We spend the night in steamy Darwin, then hop in a chartered twin-engine plane for the 323-mile flight east to Maningrida, a coastal town of around 2000 inhabitants and one of the most important art centers in Australia. When we land we learn that the big story in town is an attempt to capture an eighteen-foot-long saltwater crocodile that’s been snacking on dogs and feral pigs foolish enough to wander the beach.
It’s Mandy contention that, while the people of Arnhem Land are world renowned for their bark paintings and other objects telling traditional stories, there are also new stories needed to deal with climate change and other evolving challenges—and maybe new art techniques are needed to portray those narratives. She’s talked with the local people and determined that they’d like to try out a new palette that includes everything from day-glo paints to three-dimensional video techniques.
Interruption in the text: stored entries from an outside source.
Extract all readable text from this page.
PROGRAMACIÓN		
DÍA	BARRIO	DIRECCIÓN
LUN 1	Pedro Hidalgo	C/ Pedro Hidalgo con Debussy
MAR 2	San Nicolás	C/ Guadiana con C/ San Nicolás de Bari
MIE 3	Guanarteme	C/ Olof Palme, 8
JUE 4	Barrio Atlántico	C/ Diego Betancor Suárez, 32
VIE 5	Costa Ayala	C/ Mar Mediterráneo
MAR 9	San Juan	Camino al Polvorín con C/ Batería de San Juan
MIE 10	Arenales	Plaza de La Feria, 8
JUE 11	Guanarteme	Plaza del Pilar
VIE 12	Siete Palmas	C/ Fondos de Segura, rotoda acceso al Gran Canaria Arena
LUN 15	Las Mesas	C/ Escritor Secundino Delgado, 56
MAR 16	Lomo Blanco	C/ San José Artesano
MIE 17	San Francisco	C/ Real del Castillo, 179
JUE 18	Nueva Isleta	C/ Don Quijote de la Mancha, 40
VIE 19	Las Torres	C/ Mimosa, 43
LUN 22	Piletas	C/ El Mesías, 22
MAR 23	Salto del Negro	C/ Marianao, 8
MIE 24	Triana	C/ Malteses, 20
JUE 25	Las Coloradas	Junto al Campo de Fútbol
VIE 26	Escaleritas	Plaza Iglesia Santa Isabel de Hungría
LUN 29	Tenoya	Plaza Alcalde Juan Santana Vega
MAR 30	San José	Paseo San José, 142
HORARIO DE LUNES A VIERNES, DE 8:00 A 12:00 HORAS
While I’m writing for the project, I’m also here to spend time with curator Henry Skerritt—with whom I’ve worked recently on our recent No Boundaries exhibition of Aboriginal art. We plan on interviewing some of the better known masters of bark painting, as well as some of the artists with whom Mandy is working.
While Mandy and her husband, the rancher and conservationist Guy Fitzhardinge, meet with the local rangers to sort out logistics, Henry and I head over to the Maningrida Art Centre to meet with Coordinator Louise McBride, and to arrange the interviews, including a conversation with John Mawurndjul, whose work I’d seen at TarraWarra a few days previously. The Centre is packed with some of the finest bark paintings and ceremonial burial poles I’ve ever seen, as well as textiles, baskets, and other objects. At the end of the day we regroup to drive out to the Djinkarr Lodge, an eco-tourism facility set up eleven miles out of town, and where we’re staying for the week. The cabins, which are mostly unused at the moment, sit on a bluff overlooking a river valley, which offers up one of the best sunsets we’ve had in our travels. When dark falls, the invasive and poisonous giant cane toads flop around the paths, while over my bed green geckos chase down an astonishing variety of insect life.
As the week progresses, it becomes evident that Mandy’s strategy of bringing new tools to new stories is a good one. A prime piece of evidence is Ivan Namarnyilk’s fluorescent feral pig rubbing up against rock art, which is painted as white figures on an ochre ground. The neon colors of the invasive species threatens to erase history. This melding of old and new palettes, of traditional images with that of a new environmental and cultural challenge is exactly what Mandy is seeking.